Saturday, August 10, 2013

Book Review: Death Angel by Linda Fairstein

I have reviewed Linda Fairstein's books before. I am a huge fan. (And its not simply because I had applied to the Manhattan DAs office while in law school and remember Ms. Fairstein as a pioneer in sex crimes prosecution.) I find her character of Alexander Cooper to be the dogged fighter for justice that we all hope inhabits every district attorney's office. I like her relationships with her cohorts. She brokers no nonsense and never backs down from a fight. Cooper, or Coop, as she is called in the book, is very human. You see her failings, her loves, her disappointments and her desires.

Now no book that revolved around the Manhattan District Attorney's Office would be complete without a peek into the world of office politics and actual New York City political jockeying. She has quite the acerbic tongue when she wants to, does Ms. Fairstein and I thought that it is such a shame that this book came out after all those political perverts tried to make a comeback. I am certain mocking zingers would abound with wild abandon... of course then again there is always the next book.

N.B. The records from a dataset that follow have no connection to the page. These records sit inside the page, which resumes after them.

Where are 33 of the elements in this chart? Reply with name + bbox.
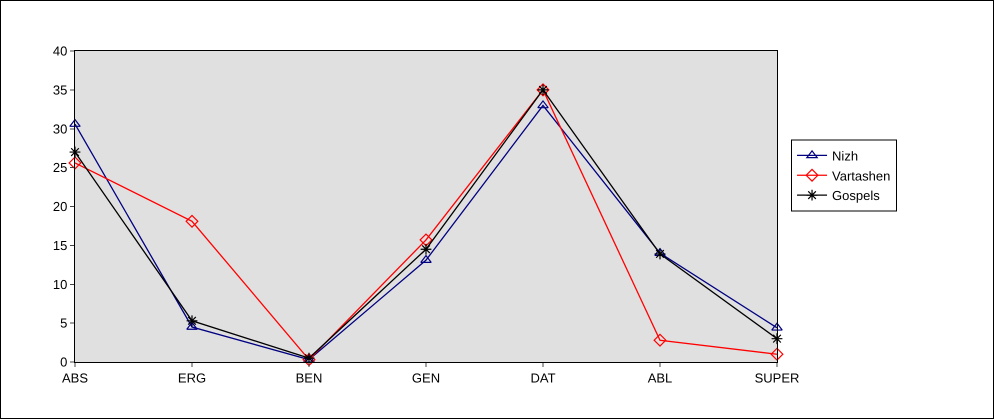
x-tick-label: DAT — [530, 370, 556, 386]
x-tick-label: SUPER — [754, 370, 800, 386]
point — [771, 332, 783, 345]
x-tick-label: ABL — [648, 370, 672, 386]
y-tick-label: 25 — [52, 160, 68, 176]
y-tick-label: 0 — [60, 354, 68, 370]
legend-label: Nizh — [832, 148, 858, 164]
point — [186, 322, 198, 330]
point — [69, 118, 81, 127]
point — [68, 156, 82, 170]
point — [420, 233, 432, 246]
x-tick-label: GEN — [412, 370, 440, 386]
y-tick-label: 40 — [52, 44, 68, 59]
legend-label: Gospels — [832, 188, 880, 204]
point — [654, 334, 666, 347]
x-tick-label: ERG — [178, 370, 206, 386]
y-tick-label: 5 — [60, 316, 68, 331]
point — [186, 314, 198, 327]
point — [654, 248, 666, 260]
point — [770, 348, 784, 361]
point — [537, 100, 549, 108]
y-tick-label: 20 — [52, 199, 68, 214]
legend-label: Vartashen — [832, 168, 890, 184]
x-tick-label: ABS — [62, 370, 88, 386]
y-tick-label: 15 — [52, 238, 68, 253]
point — [771, 322, 783, 331]
y-tick-label: 10 — [52, 276, 68, 292]
y-tick-label: 30 — [52, 121, 68, 136]
point — [420, 243, 432, 256]
y-tick-label: 35 — [52, 82, 68, 98]
point — [186, 214, 198, 228]
x-tick-label: BEN — [296, 370, 322, 386]
point — [69, 146, 81, 158]
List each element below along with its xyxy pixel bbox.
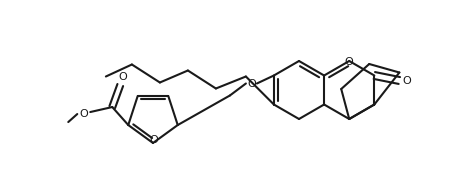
- Text: O: O: [118, 72, 126, 82]
- Text: O: O: [248, 78, 256, 89]
- Text: O: O: [150, 135, 158, 145]
- Text: O: O: [402, 75, 411, 86]
- Text: O: O: [345, 57, 354, 67]
- Text: O: O: [79, 109, 88, 119]
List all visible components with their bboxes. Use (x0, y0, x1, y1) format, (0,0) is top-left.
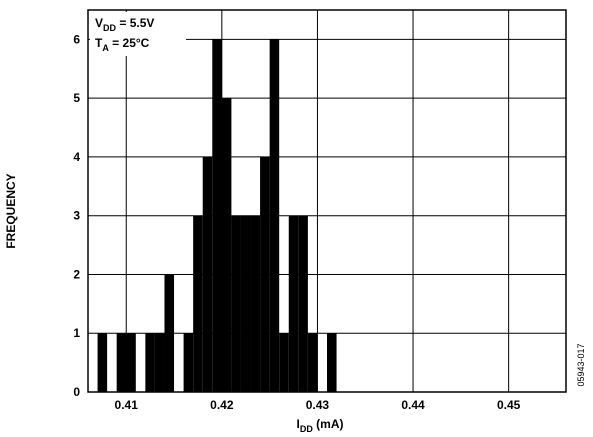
histogram-bar (327, 333, 337, 392)
histogram-bar (250, 215, 261, 392)
x-tick-label: 0.45 (497, 398, 521, 412)
histogram-bar (221, 98, 232, 393)
y-tick-label: 3 (73, 209, 80, 223)
annotation-box (90, 12, 186, 56)
histogram-bar (212, 39, 222, 393)
histogram-bar (231, 215, 241, 392)
histogram-bar (240, 215, 251, 392)
histogram-bar (307, 333, 318, 392)
bar-series (97, 39, 337, 393)
histogram-bar (279, 333, 289, 392)
histogram-bar (260, 156, 270, 392)
y-tick-label: 2 (73, 267, 80, 281)
x-tick-label: 0.44 (401, 398, 425, 412)
x-tick-label: 0.41 (115, 398, 139, 412)
x-axis-title: IDD (mA) (296, 417, 343, 434)
histogram-bar (202, 156, 213, 392)
annotation-line-ta: TA = 25°C (95, 36, 150, 53)
histogram-bar (298, 215, 308, 392)
y-tick-label: 0 (73, 385, 80, 399)
histogram-bar (97, 333, 108, 392)
annotation-line-vdd: VDD = 5.5V (95, 16, 154, 33)
x-tick-label: 0.42 (210, 398, 234, 412)
histogram-bar (288, 215, 299, 392)
plot-frame (87, 9, 567, 393)
histogram-bar (164, 274, 175, 392)
y-axis-title: FREQUENCY (4, 173, 18, 248)
y-tick-label: 5 (73, 91, 80, 105)
figure-id: 05943-017 (576, 343, 586, 386)
histogram-bar (183, 333, 194, 392)
histogram-bar (269, 39, 280, 393)
histogram-bar (154, 333, 165, 392)
y-tick-label: 6 (73, 32, 80, 46)
y-tick-label: 1 (73, 326, 80, 340)
histogram-bar (145, 333, 155, 392)
histogram-bar (126, 333, 136, 392)
x-tick-labels: 0.41 0.42 0.43 0.44 0.45 (115, 398, 521, 412)
histogram-bar (193, 215, 203, 392)
x-tick-label: 0.43 (306, 398, 330, 412)
y-tick-label: 4 (73, 150, 80, 164)
y-tick-labels: 0 1 2 3 4 5 6 (73, 32, 80, 399)
histogram-bar (116, 333, 127, 392)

You also find the requisite sexual tension between characters in this book series that has any reader saying..."kiss her already you big dumb jerk"....

Meanwhile, as I always say the interesting thing about mystery books is not simply figuring out the "whodunit" questions, but learning  exploring and educating yourself. Ms. Fairstein's books never disappoint in that regard as well. History is the backbone of every major city and New York has history galore. This adventure takes the reader on a magical mystery tour of Central Park.

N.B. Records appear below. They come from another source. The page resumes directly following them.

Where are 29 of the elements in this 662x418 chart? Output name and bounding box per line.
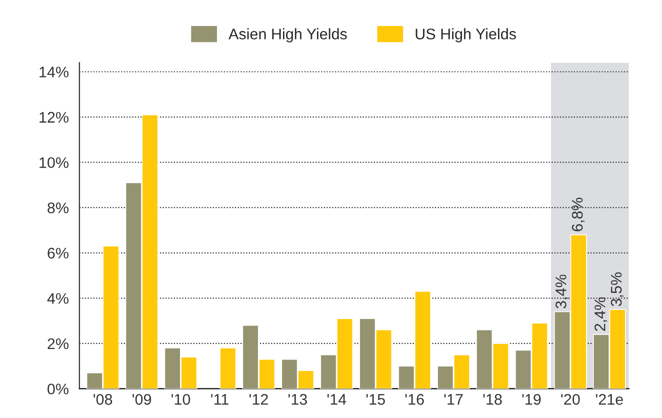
y-tick-label: 8%	[48, 202, 68, 214]
legend-label: Asien High Yields	[228, 28, 347, 42]
x-tick-label: '20	[561, 394, 580, 405]
x-tick-label: '16	[405, 394, 424, 405]
x-tick-label: '17	[444, 394, 463, 405]
y-tick-label: 4%	[47, 293, 68, 304]
x-tick-label: '19	[522, 394, 541, 405]
x-tick-label: '21e	[596, 394, 623, 405]
x-tick-label: '09	[132, 394, 152, 405]
bar	[220, 348, 236, 389]
legend-label: US High Yields	[416, 28, 516, 42]
y-tick-label: 14%	[40, 66, 68, 78]
y-tick-label: 0%	[48, 384, 68, 394]
x-tick-label: '12	[250, 394, 268, 405]
data-label: 6,8%	[572, 198, 585, 232]
y-tick-label: 10%	[40, 157, 68, 168]
y-tick-label: 12%	[40, 112, 68, 123]
data-label: 2,4%	[594, 297, 608, 331]
data-label: 3,4%	[556, 274, 568, 308]
x-tick-label: '18	[483, 394, 502, 405]
x-tick-label: '11	[211, 394, 228, 405]
x-tick-label: '14	[327, 394, 346, 405]
x-tick-label: '08	[94, 394, 112, 405]
x-tick-label: '13	[288, 394, 307, 405]
x-tick-label: '10	[172, 394, 190, 405]
x-tick-label: '15	[366, 394, 385, 405]
y-tick-label: 2%	[48, 338, 68, 350]
y-tick-label: 6%	[48, 248, 68, 259]
data-label: 3,5%	[610, 272, 624, 306]
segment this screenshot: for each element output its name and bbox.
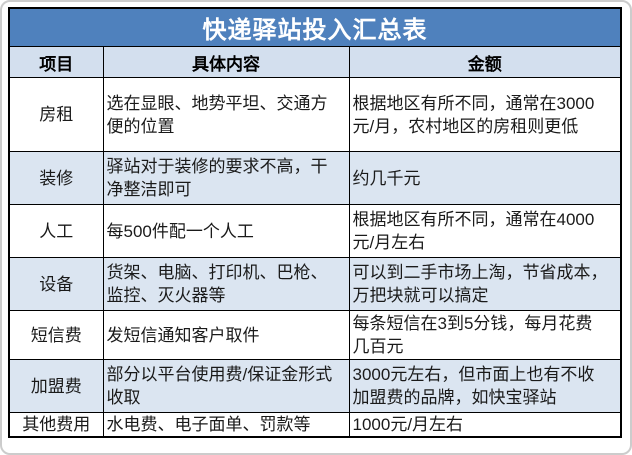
detail-cell: 水电费、电子面单、罚款等 bbox=[102, 412, 350, 438]
amount-cell: 根据地区有所不同，通常在3000 元/月，农村地区的房租则更低 bbox=[348, 77, 622, 152]
detail-cell: 货架、电脑、打印机、巴枪、 监控、灭火器等 bbox=[102, 257, 350, 311]
amount-cell: 每条短信在3到5分钱，每月花费 几百元 bbox=[348, 310, 622, 360]
item-cell: 设备 bbox=[8, 257, 104, 311]
item-cell: 短信费 bbox=[8, 310, 104, 360]
table-row: 其他费用 水电费、电子面单、罚款等 1000元/月左右 bbox=[8, 412, 622, 438]
table-row: 加盟费 部分以平台使用费/保证金形式 收取 3000元左右，但市面上也有不收 加… bbox=[8, 359, 622, 413]
amount-cell: 1000元/月左右 bbox=[348, 412, 622, 438]
table-row: 设备 货架、电脑、打印机、巴枪、 监控、灭火器等 可以到二手市场上淘，节省成本，… bbox=[8, 257, 622, 311]
column-header-item: 项目 bbox=[8, 46, 104, 78]
amount-cell: 根据地区有所不同，通常在4000 元/月左右 bbox=[348, 204, 622, 258]
table-row: 人工 每500件配一个人工 根据地区有所不同，通常在4000 元/月左右 bbox=[8, 204, 622, 258]
detail-cell: 每500件配一个人工 bbox=[102, 204, 350, 258]
item-cell: 其他费用 bbox=[8, 412, 104, 438]
detail-cell: 部分以平台使用费/保证金形式 收取 bbox=[102, 359, 350, 413]
detail-cell: 发短信通知客户取件 bbox=[102, 310, 350, 360]
detail-cell: 驿站对于装修的要求不高，干 净整洁即可 bbox=[102, 151, 350, 205]
column-header-detail: 具体内容 bbox=[102, 46, 350, 78]
table-row: 房租 选在显眼、地势平坦、交通方 便的位置 根据地区有所不同，通常在3000 元… bbox=[8, 77, 622, 152]
table-title: 快递驿站投入汇总表 bbox=[8, 7, 622, 47]
detail-cell: 选在显眼、地势平坦、交通方 便的位置 bbox=[102, 77, 350, 152]
header-row: 项目 具体内容 金额 bbox=[8, 46, 622, 78]
amount-cell: 约几千元 bbox=[348, 151, 622, 205]
item-cell: 房租 bbox=[8, 77, 104, 152]
item-cell: 人工 bbox=[8, 204, 104, 258]
item-cell: 加盟费 bbox=[8, 359, 104, 413]
column-header-amount: 金额 bbox=[348, 46, 622, 78]
investment-summary-table: 快递驿站投入汇总表 项目 具体内容 金额 房租 选在显眼、地势平坦、交通方 便的… bbox=[8, 7, 623, 438]
table-row: 短信费 发短信通知客户取件 每条短信在3到5分钱，每月花费 几百元 bbox=[8, 310, 622, 360]
amount-cell: 3000元左右，但市面上也有不收 加盟费的品牌，如快宝驿站 bbox=[348, 359, 622, 413]
title-row: 快递驿站投入汇总表 bbox=[8, 7, 622, 47]
amount-cell: 可以到二手市场上淘，节省成本， 万把块就可以搞定 bbox=[348, 257, 622, 311]
item-cell: 装修 bbox=[8, 151, 104, 205]
table-row: 装修 驿站对于装修的要求不高，干 净整洁即可 约几千元 bbox=[8, 151, 622, 205]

It begins with the murder of a homeless teen, found near an iconic  Central Park landmark. We learn about how the Park came to be, who designed it, what reasons they thought the Park was important and what motivation led to the Park. We learn the Park's layout. We learn about its monuments. We  learn about the Park's glory days and its worst moments. We are privy to information about its most private passages and its best kept secrets. Central Park is a living breathing part of New York City, bigger than the principality of Monaco (a little tidbit I learned from the book). Some say NYC wouldn't be our New York, without the Park. I agree.

The story also takes you into the halls and bastions of the world of "old money." The lives of those that Edith Wharton had once written about in her books, still exists within the hallowed halls of some of NYC's oldest institutions. The rhythm by which these individuals live their lives and how they run their worlds is fascinating. The world of the 400 families of the New York City register never really came to an end, no matter how egalitarian you think our society.

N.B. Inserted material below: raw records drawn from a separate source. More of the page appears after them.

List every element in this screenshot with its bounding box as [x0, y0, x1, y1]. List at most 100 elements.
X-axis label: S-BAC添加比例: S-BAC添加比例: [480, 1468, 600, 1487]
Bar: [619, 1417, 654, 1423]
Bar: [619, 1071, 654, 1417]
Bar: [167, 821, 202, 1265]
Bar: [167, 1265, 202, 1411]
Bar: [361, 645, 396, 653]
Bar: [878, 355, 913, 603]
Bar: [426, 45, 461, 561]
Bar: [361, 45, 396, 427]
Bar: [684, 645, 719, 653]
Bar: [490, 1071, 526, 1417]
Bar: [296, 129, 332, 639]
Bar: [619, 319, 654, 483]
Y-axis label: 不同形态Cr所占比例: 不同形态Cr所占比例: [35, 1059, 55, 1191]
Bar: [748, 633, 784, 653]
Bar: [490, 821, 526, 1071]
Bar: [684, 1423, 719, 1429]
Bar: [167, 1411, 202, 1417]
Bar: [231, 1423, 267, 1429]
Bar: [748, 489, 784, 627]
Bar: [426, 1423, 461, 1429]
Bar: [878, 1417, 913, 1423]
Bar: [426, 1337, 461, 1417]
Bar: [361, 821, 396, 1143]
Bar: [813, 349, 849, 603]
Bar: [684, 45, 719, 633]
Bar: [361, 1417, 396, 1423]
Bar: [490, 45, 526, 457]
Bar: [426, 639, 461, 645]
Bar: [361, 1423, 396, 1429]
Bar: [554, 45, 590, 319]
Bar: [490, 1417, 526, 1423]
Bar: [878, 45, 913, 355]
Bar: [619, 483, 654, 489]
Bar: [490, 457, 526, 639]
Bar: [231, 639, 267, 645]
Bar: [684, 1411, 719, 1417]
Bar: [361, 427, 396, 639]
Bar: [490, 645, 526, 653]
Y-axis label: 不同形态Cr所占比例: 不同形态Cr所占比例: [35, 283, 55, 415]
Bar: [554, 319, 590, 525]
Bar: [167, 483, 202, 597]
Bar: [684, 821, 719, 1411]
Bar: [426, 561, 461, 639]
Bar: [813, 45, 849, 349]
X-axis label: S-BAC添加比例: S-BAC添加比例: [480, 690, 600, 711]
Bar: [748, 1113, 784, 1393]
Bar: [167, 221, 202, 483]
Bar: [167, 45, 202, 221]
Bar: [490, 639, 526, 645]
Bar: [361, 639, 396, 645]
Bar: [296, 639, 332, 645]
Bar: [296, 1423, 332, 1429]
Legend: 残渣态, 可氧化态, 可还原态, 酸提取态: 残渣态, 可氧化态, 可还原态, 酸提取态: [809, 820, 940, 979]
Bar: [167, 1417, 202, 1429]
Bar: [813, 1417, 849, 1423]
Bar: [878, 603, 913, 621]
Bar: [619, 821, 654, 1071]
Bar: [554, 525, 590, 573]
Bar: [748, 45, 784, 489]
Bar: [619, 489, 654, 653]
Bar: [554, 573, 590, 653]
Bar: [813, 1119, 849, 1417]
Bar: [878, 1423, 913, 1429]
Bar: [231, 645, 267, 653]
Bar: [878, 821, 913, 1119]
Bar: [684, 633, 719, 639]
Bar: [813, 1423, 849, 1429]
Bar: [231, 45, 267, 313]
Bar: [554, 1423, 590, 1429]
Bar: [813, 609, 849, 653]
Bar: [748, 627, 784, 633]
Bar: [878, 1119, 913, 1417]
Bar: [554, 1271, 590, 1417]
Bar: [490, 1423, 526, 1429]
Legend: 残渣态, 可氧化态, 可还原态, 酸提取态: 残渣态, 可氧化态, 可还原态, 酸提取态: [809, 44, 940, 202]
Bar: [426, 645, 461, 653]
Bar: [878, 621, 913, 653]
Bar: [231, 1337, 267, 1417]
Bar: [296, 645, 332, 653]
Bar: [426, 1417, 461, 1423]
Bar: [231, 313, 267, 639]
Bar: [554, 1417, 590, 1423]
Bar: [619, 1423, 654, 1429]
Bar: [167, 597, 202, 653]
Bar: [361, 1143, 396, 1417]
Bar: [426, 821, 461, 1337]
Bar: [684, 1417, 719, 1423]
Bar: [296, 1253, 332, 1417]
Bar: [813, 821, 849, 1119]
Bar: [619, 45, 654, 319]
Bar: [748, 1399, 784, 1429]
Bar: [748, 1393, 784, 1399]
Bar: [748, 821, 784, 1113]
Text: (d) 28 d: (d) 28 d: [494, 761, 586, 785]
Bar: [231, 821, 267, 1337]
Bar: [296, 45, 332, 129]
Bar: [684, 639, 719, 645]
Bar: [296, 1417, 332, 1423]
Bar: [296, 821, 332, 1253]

You look inside one of the most glamorous and most written about buildings in New York, the Dakota. You learn its history. You understand its architecture. You meet not the owners so much as those that work in the building. You see a dichotomy of lives. A social structure that we are adamant doesn't exist in the United States, but it does.

Saddest of all, you are eventually taken into the world of those that society forgets about. The lost and the homeless. The mentally ill and the misbegotten. Those who live not at the fringes of society but under the radar in the hopes of simply making it another day. This is not history. This is today. In a city that is one of the wealthiest in the history of the world, you would think there would be a better safety net and one that would help those in greatest need, but there is not. One day I hope that we, as a society, will find a way, a real way, to help those mentally ill and terribly damaged people properly.

Meanwhile, as with all good reads, you are kept guessing to the very end. With homeless teens, mental patients, crazy judges and a 40 year old cold kidnapping cold case thrown into the mix, this story will have you reading well into the night. It is after all about New York City, the city that never sleeps.